Persistent NFS with FSTab

If you want to mount a Samba network file share persistently in linux, you will want to use fstab. With fstab, the share will be remounted when the system boots, so services that depend on the share will be able to function.

Test First!

Before adding the network file share to fstab, test it with mount. For my environment the resulting mount command was:

sudo mount -t cifs //<NFS server>/<NFS path> /mnt/nfs_downloads/ -o username=<username>,password=<password>,uid=$(id -u),gid=$(id -g),context="system_u:object_r:container_file_t:s0"

Notice the context in the options section to provide an SELinux context to the file share. This will be important to you in Fedora, Centos, RHEL or any other environment using SELinux. In my case, the files here needed to be accessed by a containerized application, so I set the container_file_t context.
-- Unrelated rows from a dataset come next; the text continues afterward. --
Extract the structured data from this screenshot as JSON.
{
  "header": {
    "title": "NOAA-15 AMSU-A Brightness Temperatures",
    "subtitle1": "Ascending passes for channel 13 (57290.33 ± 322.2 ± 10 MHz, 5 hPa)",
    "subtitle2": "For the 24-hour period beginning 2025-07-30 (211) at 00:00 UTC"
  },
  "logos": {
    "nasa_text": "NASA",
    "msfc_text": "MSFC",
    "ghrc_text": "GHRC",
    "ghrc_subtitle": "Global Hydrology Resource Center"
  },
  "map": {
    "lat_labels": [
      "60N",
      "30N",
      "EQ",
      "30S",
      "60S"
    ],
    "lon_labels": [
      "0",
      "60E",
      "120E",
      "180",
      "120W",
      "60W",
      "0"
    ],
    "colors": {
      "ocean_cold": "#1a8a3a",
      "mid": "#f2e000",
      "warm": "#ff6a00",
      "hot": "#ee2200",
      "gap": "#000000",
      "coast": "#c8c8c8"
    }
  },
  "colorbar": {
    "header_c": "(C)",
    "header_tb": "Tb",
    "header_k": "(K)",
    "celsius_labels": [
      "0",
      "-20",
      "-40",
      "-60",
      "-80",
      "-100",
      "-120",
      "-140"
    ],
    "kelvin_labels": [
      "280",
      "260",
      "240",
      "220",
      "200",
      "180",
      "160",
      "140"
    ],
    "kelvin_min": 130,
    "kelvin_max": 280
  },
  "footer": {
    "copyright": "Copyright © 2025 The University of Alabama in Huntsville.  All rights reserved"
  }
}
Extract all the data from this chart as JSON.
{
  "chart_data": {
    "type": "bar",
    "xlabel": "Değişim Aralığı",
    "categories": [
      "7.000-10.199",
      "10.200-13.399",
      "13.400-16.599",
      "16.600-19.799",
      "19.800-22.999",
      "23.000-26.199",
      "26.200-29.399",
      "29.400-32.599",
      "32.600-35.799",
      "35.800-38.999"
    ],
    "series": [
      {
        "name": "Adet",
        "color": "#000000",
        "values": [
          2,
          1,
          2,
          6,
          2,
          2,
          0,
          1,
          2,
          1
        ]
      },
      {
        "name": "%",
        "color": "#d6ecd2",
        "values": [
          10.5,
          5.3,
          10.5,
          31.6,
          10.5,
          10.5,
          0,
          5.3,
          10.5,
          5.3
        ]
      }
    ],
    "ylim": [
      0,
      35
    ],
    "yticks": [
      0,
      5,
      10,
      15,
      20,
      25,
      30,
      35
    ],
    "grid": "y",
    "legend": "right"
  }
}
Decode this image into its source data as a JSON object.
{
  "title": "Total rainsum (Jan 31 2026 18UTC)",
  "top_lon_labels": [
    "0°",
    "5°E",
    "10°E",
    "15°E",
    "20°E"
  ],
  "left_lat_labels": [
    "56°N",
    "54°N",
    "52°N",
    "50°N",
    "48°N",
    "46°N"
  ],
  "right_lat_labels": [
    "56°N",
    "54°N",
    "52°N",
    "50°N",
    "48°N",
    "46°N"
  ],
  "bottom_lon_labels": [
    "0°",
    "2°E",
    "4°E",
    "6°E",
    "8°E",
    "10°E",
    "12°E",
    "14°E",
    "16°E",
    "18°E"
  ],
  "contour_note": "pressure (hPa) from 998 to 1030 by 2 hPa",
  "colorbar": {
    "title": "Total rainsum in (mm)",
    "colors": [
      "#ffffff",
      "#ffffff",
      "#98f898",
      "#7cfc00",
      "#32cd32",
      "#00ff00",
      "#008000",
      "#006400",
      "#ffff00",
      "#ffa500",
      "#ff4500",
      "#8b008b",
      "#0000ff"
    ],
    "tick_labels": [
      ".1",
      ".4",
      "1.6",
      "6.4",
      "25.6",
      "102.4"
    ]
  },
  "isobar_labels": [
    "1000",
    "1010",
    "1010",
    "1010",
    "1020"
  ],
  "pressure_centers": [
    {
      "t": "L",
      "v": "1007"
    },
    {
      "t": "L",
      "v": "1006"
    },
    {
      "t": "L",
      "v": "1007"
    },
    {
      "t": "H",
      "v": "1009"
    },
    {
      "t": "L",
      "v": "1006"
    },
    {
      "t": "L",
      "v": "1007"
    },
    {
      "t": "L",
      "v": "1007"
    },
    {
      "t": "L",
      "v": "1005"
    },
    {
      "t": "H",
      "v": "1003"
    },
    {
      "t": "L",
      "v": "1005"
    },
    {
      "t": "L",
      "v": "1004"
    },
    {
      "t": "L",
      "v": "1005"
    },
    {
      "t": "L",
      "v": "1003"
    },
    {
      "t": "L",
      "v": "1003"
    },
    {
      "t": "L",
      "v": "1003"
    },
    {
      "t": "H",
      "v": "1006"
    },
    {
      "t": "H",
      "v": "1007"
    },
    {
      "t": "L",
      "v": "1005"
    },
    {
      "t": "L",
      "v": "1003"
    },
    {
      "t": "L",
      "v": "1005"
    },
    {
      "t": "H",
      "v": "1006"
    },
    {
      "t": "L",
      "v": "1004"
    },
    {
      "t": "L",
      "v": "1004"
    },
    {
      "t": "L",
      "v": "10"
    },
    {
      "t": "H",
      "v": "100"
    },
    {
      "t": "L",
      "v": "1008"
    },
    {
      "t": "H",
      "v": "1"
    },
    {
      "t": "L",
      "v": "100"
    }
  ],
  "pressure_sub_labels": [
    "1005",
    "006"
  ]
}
Finally, with a working mount, unmount the share:

sudo umount /mnt/nfs_downloads

Configure fstab

Configuring fstab to correspond to the above mount, we add a line to /etc/fstab which looks like the following:

//<NFS server>/<NFS path> /mnt/nfs_downloads/ cifs username=<username>,password=<password>,uid=<uid number>,gid=<gid number>,context="system_u:object_r:container_file_t:s0" 0 0

Notice that uid and gid have been changed from $(id -u) and $(id -g) to the numbers corresponding to a user directly. This is because fstab is not running in your interactive shell but at startup, and the uid and gid will not yet be set to the expected values. Reload fstab

Reloading fstab can be done by restarting the machine. However, this is not always convenient. Alternatively you can reload fstab using mount -a:

sudo mount -av

In conclusion

You now have a remote network filesystem mounted persistently to the host using fstab. Optionally, you’ve configured the share with an SELinux context that will allow access to a containerized application.